In Nichijou there is a scene where a random character says,
The coffee isn't very coffee coffee
Is this a pun? What's the meaning of these sentences? Even her friend asks too.
Relevant video on YouTube
In Nichijou there is a scene where a random character says,
The coffee isn't very coffee coffee
Is this a pun? What's the meaning of these sentences? Even her friend asks too.
Relevant video on YouTube
There's no pun. She is using "coffee-coffee" as a made-up adjective to describe that the coffee she is drinking doesn't have properties of coffee, and as you can tell from her friend's response, it's not standard Japanese (she could've just said something like "This doesn't taste like coffee."). The subtitle uses the phrase as-is, but something more English could be something like "This isn't very coffee."
The gag of this skit is that Girl B drinks and agrees with the fictional word, despite no description of what it means. I feel this isn't supposed to be funny, but more closer to something the viewers can agree to, like when eating out with friends and trying to describe what you just ate/drank, but cannot find the right words for it (thus just saying something like "coffee-coffee").
Jimmy's answer is good, but I want to offer one clarification.
To an English speaker, "coffee-coffee" sounds an awful lot like contrastive focus reduplication. "this is coffee, but it's not COFFEE-coffee" might mean "this beverage has some but not all of the essential properties of coffee". However: Japanese doesn't have contrastive focus reduplication! That's not what's actually being said here.

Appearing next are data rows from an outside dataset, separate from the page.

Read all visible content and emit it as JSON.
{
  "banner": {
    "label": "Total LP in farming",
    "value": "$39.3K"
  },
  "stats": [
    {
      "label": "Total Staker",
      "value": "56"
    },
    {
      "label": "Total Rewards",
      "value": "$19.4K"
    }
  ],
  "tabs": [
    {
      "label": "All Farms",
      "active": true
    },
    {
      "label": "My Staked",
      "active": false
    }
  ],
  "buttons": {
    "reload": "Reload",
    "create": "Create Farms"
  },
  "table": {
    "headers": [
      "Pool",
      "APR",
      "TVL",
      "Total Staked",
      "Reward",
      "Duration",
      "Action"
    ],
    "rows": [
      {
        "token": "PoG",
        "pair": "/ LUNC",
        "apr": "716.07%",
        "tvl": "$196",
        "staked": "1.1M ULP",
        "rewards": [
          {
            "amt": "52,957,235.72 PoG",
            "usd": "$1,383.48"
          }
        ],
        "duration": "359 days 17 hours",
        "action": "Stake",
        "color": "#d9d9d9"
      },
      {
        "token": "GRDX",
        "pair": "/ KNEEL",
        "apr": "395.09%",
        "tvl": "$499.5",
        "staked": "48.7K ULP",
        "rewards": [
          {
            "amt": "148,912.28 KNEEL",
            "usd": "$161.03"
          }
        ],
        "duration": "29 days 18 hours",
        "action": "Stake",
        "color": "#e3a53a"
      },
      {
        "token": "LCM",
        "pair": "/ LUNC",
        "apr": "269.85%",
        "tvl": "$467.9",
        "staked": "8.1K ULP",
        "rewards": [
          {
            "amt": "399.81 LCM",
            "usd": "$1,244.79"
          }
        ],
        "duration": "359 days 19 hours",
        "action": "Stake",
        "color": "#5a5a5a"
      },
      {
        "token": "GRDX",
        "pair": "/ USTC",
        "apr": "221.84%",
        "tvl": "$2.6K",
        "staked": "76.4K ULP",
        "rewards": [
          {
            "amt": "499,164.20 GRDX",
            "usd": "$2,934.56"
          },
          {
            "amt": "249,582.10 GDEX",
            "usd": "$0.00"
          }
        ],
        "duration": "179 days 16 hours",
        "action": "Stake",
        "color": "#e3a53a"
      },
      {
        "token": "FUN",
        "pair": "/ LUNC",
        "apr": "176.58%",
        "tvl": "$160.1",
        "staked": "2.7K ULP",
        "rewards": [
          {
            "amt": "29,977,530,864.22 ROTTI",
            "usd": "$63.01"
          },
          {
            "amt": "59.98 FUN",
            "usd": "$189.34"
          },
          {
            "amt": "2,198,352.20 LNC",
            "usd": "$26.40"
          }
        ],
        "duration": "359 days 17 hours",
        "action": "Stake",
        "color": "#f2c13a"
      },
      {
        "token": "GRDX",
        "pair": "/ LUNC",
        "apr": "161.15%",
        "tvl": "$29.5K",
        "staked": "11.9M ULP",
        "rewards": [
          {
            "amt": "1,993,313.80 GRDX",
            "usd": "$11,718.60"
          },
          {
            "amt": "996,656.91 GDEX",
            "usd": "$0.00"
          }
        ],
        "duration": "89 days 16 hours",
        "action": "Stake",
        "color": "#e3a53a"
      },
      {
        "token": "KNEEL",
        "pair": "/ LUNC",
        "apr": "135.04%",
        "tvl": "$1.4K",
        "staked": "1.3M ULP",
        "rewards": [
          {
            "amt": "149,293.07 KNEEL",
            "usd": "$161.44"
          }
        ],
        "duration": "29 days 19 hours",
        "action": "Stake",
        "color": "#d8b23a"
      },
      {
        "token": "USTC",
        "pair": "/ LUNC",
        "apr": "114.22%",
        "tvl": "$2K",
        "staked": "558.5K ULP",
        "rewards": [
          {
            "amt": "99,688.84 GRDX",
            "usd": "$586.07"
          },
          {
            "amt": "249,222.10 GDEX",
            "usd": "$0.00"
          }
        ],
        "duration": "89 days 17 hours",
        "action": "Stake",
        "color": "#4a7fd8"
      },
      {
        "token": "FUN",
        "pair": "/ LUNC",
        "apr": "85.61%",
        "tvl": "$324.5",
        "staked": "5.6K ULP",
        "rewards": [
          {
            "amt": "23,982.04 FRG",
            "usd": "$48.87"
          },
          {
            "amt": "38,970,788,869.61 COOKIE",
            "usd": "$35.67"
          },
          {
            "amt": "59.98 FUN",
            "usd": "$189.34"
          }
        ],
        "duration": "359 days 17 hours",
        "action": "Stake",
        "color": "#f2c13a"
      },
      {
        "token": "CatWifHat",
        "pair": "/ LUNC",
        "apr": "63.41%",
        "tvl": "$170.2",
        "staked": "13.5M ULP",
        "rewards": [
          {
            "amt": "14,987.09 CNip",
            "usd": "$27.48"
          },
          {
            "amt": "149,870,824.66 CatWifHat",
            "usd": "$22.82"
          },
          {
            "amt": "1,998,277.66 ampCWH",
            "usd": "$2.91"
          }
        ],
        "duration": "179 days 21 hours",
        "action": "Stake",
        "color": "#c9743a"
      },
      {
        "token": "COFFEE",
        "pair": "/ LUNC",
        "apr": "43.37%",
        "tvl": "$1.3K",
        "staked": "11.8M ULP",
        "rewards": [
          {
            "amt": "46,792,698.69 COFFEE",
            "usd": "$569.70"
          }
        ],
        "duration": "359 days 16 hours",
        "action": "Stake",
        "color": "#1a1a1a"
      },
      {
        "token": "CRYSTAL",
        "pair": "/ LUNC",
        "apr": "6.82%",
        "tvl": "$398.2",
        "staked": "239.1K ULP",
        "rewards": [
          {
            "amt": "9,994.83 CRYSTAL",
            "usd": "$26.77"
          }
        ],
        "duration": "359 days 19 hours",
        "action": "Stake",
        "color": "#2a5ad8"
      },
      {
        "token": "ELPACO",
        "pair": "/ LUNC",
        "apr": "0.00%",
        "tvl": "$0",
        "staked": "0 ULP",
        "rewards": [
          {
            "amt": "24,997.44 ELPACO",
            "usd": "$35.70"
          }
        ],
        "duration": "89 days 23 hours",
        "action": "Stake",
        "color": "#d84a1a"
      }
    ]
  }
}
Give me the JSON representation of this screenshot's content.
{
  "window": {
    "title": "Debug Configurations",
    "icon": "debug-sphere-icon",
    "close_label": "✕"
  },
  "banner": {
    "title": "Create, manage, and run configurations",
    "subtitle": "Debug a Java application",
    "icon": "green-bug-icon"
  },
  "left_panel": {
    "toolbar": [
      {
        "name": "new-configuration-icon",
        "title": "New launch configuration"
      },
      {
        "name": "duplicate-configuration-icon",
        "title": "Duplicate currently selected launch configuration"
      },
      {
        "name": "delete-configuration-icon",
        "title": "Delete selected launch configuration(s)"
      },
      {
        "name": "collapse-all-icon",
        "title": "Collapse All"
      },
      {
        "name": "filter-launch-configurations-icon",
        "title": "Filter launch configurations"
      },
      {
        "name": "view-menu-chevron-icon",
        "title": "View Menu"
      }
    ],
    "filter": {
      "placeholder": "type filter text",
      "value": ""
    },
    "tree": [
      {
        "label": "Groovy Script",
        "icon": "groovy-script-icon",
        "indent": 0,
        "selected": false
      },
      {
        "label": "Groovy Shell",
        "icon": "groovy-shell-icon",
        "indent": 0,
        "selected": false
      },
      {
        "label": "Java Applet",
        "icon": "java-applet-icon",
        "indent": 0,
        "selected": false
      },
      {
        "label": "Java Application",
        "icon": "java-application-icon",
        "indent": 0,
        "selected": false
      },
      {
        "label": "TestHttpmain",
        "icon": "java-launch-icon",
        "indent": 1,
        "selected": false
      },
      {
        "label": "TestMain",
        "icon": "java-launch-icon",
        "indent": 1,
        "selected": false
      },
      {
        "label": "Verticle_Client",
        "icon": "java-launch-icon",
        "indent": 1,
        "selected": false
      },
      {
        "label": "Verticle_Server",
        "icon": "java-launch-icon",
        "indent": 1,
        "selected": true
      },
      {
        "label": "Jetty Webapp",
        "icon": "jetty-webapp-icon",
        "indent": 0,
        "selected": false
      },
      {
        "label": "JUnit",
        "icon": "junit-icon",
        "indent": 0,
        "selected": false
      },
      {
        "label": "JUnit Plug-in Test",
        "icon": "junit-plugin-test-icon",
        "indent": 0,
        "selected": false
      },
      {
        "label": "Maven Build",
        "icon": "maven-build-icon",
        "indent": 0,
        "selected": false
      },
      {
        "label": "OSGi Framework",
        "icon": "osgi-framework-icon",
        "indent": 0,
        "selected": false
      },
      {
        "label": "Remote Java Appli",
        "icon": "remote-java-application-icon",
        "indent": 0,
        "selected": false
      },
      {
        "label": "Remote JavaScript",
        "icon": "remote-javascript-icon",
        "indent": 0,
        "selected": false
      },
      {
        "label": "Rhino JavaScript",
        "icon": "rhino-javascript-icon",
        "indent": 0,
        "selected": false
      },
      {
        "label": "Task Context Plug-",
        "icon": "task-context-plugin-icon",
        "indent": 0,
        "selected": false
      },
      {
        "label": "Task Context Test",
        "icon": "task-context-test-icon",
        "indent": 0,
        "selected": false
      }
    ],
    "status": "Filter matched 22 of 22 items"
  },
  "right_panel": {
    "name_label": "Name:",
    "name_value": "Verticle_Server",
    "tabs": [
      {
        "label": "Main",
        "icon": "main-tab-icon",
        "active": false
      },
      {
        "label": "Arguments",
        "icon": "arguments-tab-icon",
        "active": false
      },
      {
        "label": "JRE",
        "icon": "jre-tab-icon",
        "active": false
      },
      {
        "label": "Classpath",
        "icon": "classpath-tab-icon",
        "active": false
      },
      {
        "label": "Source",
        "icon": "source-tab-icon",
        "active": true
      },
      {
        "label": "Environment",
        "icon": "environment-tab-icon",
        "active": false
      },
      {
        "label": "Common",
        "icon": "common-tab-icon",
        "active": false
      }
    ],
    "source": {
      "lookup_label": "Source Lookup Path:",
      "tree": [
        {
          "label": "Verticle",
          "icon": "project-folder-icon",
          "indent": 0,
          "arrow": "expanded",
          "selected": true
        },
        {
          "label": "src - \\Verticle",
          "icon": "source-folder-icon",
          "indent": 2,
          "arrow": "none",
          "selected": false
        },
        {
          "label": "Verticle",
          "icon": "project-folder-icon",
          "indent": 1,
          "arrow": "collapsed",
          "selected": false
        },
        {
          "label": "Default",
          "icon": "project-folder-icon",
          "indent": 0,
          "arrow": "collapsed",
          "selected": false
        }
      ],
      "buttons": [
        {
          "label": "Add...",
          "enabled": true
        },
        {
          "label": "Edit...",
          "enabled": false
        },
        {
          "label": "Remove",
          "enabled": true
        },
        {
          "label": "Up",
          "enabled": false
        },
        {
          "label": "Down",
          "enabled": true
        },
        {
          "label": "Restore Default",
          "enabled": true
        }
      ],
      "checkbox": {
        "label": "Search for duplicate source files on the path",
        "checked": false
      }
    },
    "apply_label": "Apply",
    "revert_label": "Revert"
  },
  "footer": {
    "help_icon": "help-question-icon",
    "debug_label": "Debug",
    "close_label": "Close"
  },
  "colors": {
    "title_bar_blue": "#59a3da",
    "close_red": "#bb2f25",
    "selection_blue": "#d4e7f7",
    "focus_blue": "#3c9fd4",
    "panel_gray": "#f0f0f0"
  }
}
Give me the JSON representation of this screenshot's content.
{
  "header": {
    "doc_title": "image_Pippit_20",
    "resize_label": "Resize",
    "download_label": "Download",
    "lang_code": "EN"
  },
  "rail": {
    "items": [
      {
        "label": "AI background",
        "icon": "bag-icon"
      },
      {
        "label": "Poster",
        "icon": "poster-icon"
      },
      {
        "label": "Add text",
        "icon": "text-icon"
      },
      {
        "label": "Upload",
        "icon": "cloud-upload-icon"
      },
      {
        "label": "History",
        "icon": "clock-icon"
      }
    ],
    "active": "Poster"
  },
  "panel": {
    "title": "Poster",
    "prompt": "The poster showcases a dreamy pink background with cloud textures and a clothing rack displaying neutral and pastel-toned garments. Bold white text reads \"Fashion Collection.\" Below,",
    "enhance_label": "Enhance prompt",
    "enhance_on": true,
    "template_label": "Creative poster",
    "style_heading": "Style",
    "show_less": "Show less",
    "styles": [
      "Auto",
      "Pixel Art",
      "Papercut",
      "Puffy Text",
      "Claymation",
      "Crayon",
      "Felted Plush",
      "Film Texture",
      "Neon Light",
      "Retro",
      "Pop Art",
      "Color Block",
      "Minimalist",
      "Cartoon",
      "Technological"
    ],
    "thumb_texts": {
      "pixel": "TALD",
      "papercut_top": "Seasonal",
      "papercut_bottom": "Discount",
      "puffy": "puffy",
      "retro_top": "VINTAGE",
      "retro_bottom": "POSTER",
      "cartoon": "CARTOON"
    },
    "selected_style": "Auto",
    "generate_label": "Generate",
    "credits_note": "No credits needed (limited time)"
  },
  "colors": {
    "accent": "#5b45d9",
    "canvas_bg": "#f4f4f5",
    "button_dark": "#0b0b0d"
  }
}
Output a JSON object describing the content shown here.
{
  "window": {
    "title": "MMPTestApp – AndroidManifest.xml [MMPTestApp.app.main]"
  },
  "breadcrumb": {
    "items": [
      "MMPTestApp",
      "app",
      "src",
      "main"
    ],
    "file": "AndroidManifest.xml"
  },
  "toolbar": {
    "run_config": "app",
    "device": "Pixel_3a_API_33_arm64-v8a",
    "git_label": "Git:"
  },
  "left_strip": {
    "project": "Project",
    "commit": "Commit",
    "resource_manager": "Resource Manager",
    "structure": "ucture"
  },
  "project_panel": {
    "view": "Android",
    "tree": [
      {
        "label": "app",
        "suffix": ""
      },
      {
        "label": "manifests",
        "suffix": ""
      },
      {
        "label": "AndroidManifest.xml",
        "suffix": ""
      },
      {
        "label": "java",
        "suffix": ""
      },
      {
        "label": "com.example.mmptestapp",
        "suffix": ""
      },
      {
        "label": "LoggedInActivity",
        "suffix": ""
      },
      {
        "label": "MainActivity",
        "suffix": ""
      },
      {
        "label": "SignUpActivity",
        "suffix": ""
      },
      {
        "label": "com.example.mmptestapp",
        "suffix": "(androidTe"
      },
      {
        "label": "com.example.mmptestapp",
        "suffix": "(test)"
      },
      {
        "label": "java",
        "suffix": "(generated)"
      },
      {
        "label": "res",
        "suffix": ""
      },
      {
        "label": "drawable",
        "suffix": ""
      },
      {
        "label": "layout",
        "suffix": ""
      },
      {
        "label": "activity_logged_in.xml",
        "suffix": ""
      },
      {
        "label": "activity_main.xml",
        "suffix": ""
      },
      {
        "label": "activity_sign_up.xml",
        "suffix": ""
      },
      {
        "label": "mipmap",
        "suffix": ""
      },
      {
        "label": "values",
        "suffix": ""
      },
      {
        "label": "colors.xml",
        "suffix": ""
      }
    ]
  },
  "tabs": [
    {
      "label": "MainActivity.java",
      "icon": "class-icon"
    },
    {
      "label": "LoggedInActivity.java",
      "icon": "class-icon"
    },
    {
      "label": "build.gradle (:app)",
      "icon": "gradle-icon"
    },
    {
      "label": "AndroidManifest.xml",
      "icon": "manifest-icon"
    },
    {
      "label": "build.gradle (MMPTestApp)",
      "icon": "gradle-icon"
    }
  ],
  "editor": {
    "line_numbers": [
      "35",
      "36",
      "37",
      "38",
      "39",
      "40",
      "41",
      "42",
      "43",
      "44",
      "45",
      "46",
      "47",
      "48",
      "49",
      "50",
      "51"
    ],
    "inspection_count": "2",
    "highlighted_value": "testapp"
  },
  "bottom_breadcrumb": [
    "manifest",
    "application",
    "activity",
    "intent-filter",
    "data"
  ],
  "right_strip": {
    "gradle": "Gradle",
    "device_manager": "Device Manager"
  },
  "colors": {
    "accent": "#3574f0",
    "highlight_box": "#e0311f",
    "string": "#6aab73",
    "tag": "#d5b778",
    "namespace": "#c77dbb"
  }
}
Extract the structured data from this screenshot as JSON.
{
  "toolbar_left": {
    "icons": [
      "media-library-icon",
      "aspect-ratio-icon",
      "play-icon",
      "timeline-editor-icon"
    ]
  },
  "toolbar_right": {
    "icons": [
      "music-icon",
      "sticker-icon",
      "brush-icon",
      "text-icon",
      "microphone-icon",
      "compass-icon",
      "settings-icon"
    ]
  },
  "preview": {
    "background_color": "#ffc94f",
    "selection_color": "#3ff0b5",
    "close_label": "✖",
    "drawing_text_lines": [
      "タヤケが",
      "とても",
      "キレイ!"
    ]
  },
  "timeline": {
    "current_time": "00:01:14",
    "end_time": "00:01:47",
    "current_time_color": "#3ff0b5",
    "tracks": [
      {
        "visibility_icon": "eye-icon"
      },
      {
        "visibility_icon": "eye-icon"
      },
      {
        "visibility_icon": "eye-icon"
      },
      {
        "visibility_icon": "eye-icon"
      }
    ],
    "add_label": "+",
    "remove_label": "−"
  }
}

Reduplication in Japanese is used primarily for mimetics (onomatopoeia, basically). Unlike with English's contrastive focus reduplication, you can't really apply "mimetic reduplication" to arbitrary Japanese nouns, so "kōhī-kōhī" (which is sort of a weird adjective-ified form of "coffee") sounds stranger to the Japanese ear than "COFFEE-coffee" sounds to the English ear. If I were to attempt an analogy, this might be somewhat like forming a strange derived adjective from coffee, as in "this coffee isn't very coffile".